The opinion of this court shows the reversal was based upon the lack of sufficient and satisfactory evidence to support the alleged fraud. It is hardly to be expected that an appellate court, after great deliberation having unanimously concurred in a reversal for lack of evidence, will, without other testimony, withdraw from a judgment, the result of the mature judgment of the entire court, because the district court refuses to follow. In other words, as our Supreme Court said, in Wells v. Littlefield, 62 Tex. 34, for to do that "the position of the two courts will be changed. The district court will become the tribunal of last resort, and this court rendered subordinate to it in every respect."
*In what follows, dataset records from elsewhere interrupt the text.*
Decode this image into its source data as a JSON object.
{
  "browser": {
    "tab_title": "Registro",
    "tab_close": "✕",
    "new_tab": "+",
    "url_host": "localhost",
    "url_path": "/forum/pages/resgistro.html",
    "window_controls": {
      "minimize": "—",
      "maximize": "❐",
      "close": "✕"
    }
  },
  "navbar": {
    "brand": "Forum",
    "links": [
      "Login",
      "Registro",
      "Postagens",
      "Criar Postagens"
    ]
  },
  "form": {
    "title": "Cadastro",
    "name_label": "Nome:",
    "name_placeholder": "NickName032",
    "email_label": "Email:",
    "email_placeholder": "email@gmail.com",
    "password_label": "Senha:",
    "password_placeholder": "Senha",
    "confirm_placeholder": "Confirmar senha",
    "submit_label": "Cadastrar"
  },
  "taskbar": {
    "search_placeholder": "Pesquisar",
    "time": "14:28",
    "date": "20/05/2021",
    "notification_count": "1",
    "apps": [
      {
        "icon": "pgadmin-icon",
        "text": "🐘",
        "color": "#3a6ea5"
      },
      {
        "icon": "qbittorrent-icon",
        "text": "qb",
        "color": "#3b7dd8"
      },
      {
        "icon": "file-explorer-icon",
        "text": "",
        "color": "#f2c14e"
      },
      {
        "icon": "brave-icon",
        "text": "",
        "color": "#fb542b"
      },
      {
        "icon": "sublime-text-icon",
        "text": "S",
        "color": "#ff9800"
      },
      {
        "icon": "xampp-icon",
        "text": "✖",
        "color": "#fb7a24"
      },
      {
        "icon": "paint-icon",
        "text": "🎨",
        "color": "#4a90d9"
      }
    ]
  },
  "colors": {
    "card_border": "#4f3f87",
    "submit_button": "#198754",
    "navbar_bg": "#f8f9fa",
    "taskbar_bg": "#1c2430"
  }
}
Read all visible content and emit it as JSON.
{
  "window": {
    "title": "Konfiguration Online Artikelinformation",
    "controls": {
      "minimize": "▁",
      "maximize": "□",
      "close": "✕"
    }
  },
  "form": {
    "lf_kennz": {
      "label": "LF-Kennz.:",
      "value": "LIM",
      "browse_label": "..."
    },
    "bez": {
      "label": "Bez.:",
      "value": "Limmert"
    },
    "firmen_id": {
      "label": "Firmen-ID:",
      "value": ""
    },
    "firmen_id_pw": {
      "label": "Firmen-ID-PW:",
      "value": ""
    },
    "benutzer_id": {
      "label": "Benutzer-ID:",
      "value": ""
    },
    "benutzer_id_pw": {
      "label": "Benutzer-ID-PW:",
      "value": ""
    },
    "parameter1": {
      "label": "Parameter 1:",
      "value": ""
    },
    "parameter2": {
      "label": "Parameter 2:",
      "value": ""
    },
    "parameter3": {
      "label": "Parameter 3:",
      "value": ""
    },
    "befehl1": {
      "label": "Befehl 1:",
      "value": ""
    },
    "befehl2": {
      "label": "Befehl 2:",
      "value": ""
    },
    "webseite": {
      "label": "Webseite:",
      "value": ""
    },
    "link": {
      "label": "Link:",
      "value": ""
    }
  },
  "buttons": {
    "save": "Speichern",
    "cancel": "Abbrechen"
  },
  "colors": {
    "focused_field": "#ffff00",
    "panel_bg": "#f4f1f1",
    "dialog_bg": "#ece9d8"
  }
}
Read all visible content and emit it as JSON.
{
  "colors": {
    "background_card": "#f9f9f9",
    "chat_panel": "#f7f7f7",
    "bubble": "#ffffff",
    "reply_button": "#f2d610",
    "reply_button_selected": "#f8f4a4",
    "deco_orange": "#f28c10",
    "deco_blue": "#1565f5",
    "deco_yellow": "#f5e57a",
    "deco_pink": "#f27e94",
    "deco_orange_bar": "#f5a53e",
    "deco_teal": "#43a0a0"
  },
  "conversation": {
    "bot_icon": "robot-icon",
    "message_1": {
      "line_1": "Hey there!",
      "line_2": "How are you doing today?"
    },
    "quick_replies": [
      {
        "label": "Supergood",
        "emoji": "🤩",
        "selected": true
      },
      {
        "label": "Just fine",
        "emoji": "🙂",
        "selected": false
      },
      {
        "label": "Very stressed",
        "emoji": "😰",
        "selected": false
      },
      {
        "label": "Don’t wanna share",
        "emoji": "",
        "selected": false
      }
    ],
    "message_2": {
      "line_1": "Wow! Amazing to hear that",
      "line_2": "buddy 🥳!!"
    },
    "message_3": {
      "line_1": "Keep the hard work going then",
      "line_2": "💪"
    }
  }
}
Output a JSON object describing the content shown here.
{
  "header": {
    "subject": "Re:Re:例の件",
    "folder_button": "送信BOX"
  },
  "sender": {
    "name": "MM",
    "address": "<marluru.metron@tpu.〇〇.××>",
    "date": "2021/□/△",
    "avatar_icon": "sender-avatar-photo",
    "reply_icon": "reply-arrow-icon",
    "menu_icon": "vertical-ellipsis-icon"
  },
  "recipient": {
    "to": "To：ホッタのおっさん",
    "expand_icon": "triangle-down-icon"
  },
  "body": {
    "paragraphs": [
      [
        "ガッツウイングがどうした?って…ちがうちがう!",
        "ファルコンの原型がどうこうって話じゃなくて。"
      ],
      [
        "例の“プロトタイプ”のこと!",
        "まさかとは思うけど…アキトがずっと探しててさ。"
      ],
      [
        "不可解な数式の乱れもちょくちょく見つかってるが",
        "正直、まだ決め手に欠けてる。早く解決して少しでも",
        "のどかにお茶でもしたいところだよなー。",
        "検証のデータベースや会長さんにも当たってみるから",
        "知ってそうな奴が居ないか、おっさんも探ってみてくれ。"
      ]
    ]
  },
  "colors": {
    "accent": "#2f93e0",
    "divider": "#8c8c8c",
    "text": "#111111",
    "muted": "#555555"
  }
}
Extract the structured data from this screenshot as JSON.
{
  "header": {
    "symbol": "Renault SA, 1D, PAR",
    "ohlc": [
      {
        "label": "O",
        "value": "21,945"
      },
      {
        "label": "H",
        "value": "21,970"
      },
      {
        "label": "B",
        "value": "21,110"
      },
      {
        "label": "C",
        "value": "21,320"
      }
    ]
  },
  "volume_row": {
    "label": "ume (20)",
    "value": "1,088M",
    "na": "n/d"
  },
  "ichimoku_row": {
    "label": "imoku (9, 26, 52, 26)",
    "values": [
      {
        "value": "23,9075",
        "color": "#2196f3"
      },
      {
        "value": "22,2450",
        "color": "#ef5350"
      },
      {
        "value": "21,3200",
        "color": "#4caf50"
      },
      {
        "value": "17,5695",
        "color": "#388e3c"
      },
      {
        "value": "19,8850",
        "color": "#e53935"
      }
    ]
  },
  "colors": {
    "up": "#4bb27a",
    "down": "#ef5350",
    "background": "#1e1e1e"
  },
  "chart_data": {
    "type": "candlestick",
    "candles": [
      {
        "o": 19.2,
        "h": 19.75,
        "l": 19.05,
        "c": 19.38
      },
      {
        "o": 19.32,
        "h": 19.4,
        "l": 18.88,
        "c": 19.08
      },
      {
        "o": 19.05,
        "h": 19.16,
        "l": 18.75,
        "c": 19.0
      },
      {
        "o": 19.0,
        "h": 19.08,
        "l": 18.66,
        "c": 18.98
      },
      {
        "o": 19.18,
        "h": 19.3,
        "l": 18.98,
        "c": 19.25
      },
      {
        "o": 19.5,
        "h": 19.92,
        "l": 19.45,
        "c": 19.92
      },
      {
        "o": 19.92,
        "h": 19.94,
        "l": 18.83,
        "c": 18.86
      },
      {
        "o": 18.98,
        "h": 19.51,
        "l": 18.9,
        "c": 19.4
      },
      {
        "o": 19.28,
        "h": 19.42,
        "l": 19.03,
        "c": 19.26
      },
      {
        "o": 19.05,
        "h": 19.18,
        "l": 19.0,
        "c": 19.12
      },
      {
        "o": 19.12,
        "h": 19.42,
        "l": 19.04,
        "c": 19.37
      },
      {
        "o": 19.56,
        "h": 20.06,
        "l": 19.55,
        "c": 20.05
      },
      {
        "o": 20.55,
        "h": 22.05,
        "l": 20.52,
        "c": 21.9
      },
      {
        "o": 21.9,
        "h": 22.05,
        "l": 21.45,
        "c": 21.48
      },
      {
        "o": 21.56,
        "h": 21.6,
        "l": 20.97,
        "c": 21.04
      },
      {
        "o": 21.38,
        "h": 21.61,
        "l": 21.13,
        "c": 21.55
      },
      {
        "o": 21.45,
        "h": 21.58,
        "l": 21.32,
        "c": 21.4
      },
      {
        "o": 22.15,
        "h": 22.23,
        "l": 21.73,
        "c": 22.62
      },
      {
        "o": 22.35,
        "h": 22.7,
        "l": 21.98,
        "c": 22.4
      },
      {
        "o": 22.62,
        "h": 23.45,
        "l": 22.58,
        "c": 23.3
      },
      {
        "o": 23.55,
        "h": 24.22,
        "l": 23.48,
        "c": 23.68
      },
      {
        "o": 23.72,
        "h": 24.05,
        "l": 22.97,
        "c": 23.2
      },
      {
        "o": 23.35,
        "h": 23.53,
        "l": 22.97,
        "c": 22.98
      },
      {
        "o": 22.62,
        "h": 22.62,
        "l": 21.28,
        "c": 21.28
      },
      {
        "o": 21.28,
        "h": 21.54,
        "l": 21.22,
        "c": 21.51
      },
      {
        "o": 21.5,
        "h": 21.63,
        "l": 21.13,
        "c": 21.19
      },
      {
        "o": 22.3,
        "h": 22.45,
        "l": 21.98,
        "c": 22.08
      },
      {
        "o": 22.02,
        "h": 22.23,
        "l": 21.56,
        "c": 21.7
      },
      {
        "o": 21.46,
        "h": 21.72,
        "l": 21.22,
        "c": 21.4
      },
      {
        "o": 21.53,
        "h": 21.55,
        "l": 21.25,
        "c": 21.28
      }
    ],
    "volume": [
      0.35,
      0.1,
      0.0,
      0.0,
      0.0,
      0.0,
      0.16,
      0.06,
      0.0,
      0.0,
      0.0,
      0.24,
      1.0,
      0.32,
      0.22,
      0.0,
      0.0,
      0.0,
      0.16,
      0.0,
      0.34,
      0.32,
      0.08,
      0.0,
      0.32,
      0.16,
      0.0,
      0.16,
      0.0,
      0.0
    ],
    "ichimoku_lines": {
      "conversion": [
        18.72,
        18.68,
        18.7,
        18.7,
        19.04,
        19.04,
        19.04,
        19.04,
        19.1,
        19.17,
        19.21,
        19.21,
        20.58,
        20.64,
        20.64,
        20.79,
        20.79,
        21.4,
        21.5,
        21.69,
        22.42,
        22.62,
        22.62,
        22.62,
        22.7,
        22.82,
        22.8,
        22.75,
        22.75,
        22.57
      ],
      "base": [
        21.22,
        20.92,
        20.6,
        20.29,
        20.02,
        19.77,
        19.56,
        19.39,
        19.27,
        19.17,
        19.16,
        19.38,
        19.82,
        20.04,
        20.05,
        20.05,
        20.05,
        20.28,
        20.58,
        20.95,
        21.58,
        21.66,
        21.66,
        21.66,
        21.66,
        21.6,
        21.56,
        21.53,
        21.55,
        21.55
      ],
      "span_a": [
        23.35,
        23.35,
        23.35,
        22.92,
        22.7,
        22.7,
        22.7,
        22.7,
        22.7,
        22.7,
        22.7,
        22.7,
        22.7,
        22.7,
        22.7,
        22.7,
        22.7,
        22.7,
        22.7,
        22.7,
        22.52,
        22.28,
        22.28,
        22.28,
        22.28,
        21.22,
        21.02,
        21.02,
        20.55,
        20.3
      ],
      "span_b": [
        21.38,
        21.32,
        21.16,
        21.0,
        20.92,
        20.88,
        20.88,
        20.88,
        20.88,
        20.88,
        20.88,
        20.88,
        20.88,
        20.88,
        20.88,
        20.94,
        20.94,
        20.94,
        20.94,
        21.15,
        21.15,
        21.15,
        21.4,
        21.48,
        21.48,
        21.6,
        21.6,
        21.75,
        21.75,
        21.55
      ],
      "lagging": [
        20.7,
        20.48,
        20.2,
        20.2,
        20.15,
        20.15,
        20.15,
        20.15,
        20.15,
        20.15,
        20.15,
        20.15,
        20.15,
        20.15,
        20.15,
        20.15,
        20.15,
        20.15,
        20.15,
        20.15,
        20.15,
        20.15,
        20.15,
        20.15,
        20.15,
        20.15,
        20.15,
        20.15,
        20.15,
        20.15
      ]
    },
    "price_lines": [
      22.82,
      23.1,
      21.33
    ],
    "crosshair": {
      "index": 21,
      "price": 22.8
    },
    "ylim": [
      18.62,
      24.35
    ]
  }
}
Discussing the same facts in the other appeal, 224 S.W. 530, among other things, we said:

"The testimony of Campbell and wife is consistent, and bears no indications of unreliability, while plaintiff's indicates that she actually made a present of the lots for favors deemed sufficient by her, but afterwards became dissatisfied because she believed Campbell had not been as true a friend as she thought he was."

It is true we did not direct the court to enter a judgment in the case, because we preferred that an opportunity be given appellee to introduce further testimony if she could, which she either declines to do or had no other. Woodson v. Collins Douglas, 56 Tex. 175.

We regarded that judgment of the trial court then, as now, against the preponderance of evidence upon the issue of fraud, that it should not stand and ought to be set aside. Smith v. H. T. C. Ry. Co.,90 Tex. 124, 38 S.W. 985.

This is essentially a fact case, and we adhere to our views in this case, and reverse and here render the judgment for appellants.